Renewable energy growth: The 2021 Climate and Equitable Jobs Act puts Illinois on a path to 40% renewable energy by 2030 and 50% by 2040, and it sets a goal of 1 million electric vehicles (EV) in Illinois by 2030. The statute provides $380 million annually to spur even more private investment in solar and wind energy development, and it creates rebates for EV purchases and EV charging station installations.

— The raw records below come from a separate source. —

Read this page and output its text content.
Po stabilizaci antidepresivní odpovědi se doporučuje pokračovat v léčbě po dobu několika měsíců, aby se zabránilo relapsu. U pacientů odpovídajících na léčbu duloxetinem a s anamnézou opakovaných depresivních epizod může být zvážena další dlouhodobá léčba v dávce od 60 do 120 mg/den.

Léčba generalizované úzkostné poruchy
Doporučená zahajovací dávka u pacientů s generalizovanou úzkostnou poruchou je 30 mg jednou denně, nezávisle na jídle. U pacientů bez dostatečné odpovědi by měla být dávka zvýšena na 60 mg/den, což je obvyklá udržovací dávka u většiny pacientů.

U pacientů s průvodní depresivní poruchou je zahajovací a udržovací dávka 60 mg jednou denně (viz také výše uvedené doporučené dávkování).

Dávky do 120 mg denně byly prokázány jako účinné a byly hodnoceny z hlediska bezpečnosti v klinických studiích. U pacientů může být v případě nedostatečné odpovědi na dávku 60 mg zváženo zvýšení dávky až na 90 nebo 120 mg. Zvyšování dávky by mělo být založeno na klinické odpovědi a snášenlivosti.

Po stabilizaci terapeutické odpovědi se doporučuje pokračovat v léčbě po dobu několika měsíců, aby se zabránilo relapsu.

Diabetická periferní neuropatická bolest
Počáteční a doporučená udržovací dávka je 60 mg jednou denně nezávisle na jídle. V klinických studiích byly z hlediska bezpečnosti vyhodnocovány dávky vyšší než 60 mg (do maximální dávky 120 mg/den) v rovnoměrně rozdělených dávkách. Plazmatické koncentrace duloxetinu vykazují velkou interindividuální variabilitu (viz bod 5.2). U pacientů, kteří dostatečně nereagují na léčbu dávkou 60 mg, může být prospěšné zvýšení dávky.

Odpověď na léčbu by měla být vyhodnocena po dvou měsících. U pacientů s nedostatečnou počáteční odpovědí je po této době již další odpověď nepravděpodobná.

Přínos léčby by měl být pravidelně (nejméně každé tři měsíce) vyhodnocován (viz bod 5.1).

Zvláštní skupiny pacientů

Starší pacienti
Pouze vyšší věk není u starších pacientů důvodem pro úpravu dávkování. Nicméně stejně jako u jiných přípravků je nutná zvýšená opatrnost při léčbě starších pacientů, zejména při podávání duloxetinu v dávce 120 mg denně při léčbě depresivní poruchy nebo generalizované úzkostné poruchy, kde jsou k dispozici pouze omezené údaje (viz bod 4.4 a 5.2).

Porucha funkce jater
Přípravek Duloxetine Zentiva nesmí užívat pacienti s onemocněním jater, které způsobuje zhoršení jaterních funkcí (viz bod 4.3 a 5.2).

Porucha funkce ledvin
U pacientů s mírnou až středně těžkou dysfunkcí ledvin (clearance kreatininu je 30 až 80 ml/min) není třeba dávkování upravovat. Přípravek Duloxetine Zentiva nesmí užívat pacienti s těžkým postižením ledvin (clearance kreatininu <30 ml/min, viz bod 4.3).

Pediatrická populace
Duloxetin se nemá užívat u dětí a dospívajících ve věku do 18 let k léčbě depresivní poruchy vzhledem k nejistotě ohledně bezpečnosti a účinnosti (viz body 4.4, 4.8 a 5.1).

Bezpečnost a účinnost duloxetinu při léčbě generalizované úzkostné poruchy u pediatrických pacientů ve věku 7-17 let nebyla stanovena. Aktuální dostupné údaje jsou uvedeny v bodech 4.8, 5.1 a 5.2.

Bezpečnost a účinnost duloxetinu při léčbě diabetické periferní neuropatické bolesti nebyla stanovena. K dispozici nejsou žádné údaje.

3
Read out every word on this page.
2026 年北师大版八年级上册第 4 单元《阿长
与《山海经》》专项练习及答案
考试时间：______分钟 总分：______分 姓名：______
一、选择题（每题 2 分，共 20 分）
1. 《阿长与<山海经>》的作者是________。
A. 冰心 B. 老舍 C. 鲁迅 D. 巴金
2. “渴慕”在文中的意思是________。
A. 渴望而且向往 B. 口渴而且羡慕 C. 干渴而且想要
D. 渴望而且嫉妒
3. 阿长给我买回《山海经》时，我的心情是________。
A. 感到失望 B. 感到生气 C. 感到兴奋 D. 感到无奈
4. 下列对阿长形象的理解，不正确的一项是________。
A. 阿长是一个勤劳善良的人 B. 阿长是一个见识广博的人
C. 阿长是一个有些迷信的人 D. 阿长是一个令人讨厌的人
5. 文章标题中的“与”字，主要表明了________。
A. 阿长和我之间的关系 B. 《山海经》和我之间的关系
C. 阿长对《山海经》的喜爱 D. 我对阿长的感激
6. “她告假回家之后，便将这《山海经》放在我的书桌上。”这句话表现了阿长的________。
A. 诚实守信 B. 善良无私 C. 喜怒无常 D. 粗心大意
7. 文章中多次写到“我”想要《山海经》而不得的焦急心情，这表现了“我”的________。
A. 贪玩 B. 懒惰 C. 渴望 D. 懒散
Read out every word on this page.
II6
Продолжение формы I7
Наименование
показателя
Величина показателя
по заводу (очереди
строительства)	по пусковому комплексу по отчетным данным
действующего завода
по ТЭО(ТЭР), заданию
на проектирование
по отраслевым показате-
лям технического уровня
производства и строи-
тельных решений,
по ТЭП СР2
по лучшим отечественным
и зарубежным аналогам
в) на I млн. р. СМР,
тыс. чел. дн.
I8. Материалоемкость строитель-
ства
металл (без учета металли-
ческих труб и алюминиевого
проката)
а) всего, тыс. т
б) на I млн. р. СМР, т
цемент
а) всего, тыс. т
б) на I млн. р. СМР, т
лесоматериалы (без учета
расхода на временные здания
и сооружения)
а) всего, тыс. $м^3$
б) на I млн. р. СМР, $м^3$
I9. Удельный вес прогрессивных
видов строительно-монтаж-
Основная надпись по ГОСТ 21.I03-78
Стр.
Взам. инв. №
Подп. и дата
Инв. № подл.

Let’s focus more on accelerating rooftop and brownfield solar arrays that combined with energy storage provide more distributed grid resilience and less vulnerability to extreme weather challenges, and create jobs in diverse communities. Electricity system technologies are rapidly transforming to be more distributed just as wireless services fundamentally changed the telecommunications system and the ways that we live and work.

Building the more distributed clean energy grid of the future differs greatly from the past reliance on endless miles of wires and poles connecting distant generating plants to faraway communities.

How can the EV financial incentives be leveraged with policies and savvy economic development strategies to achieve Illinois leadership in clean vehicles and related jobs of the future, and move beyond one-off rebates?

This federal and state funding is a once-in-a-generation opportunity to transform Illinois’ key infrastructure in ways that advance solutions to climate change realities. Policymakers will make choices in the next year that determine whether we accelerate a sustainable future or squander these resources. Let’s choose very wisely.

Howard A. Learner,

President and Executive Director

Howard Learner is an experienced attorney serving as the President and Executive Director of the Environmental Law & Policy Center. He is responsible for ELPC’s overall strategic leadership, policy direction, and financial platform.